This first week has been absolutely packed with speakers who not only give of their time, but present incredible messages that inspire, challenge, and call for action. The passion these speakers use to deliver their points is astounding. Their words of wisdom, anecdotes, and simple facts have been both informative and influential, and all of the speakers have helped to make this first week so enjoyable.
Two particular topics that keep emerging are identifying as a person with a disability and having disability pride. For me, the identification aspect has never been a problem, even an option. Being born blind, I never had to go through an adjustment period. Relying on a cane and being unable to make eye contact, hiding my blindness is simply not feasible. Having an older brother who is also blind makes it easy to identify, as I do not face the isolation that being disabled typically causes. Thus, having a disability is part of my life, and it is a part of my life I accept willingly.
Yet, the idea of disability pride still seems foreign to me. I rarely complain about being blind, but I feel no particular pride, either. Furthermore, I am unconvinced I would choose to be blind if I had such an option. Certainly, I feel this pride when people with disabilities enjoy success, but I know a similar pride when my non-disabled friends succeed, too. Whether good or bad, I have learned to regard people as people, not being overly concerned about a person’s disability status.
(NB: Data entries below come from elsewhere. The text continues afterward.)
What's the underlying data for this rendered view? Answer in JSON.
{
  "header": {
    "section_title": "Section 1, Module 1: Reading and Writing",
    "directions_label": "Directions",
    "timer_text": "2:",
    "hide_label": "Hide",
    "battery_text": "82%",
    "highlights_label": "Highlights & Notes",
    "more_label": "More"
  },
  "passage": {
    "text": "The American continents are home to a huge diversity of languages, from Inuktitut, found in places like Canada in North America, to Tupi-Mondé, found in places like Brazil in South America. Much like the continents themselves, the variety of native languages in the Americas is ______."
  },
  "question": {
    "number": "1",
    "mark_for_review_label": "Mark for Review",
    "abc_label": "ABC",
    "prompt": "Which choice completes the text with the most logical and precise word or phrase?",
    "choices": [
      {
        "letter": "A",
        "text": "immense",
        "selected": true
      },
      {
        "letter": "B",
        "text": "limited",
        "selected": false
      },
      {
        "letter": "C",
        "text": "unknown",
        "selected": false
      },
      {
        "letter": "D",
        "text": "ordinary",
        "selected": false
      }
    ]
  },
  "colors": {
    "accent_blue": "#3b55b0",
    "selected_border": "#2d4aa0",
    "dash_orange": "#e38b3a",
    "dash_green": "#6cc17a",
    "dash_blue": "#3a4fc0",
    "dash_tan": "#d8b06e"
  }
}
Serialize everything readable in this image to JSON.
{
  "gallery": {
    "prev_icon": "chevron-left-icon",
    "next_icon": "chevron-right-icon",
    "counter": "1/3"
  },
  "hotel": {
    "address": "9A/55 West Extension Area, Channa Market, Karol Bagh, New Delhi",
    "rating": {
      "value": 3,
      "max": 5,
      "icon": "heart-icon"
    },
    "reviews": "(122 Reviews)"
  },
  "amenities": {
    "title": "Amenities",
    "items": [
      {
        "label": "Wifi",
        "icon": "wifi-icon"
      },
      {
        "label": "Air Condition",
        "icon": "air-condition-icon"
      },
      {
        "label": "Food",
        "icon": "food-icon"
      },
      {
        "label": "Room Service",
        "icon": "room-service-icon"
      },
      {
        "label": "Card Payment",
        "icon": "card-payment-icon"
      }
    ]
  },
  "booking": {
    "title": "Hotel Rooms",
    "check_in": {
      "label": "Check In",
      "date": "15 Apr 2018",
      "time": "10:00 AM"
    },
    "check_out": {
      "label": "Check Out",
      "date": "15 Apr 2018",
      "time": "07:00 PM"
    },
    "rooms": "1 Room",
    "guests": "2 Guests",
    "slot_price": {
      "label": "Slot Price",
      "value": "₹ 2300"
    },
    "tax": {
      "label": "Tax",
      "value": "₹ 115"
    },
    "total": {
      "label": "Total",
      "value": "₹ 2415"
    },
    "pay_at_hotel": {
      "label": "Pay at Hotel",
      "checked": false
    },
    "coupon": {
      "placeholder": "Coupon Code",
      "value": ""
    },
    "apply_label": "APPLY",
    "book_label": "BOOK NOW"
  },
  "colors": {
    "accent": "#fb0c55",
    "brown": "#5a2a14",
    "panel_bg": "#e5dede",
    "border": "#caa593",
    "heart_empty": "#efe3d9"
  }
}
Perhaps this is because I have rarely associated with a disabled community. Growing up in a neighborhood with no other disabled children aside from my brother, being in classes with “regular” students since pre-school, and building a community in college consisting of no other students or faculty possessing visible disabilities, I seldom have belonged to a concrete community of disabled people. I definitely have pride for the communities to which I belong, such as my high school, college, and Portuguese family. Thus, as I continue to live, work, and learn with my fellow AAPD interns, creating a community of disabled people, I am interested to see if I will begin to understand this disability pride.
I am so grateful to the speakers who have so eloquently presented these ideas of identification and pride, and I am hopeful that my time spent in this new community will be helpful in further understanding the concepts they detailed.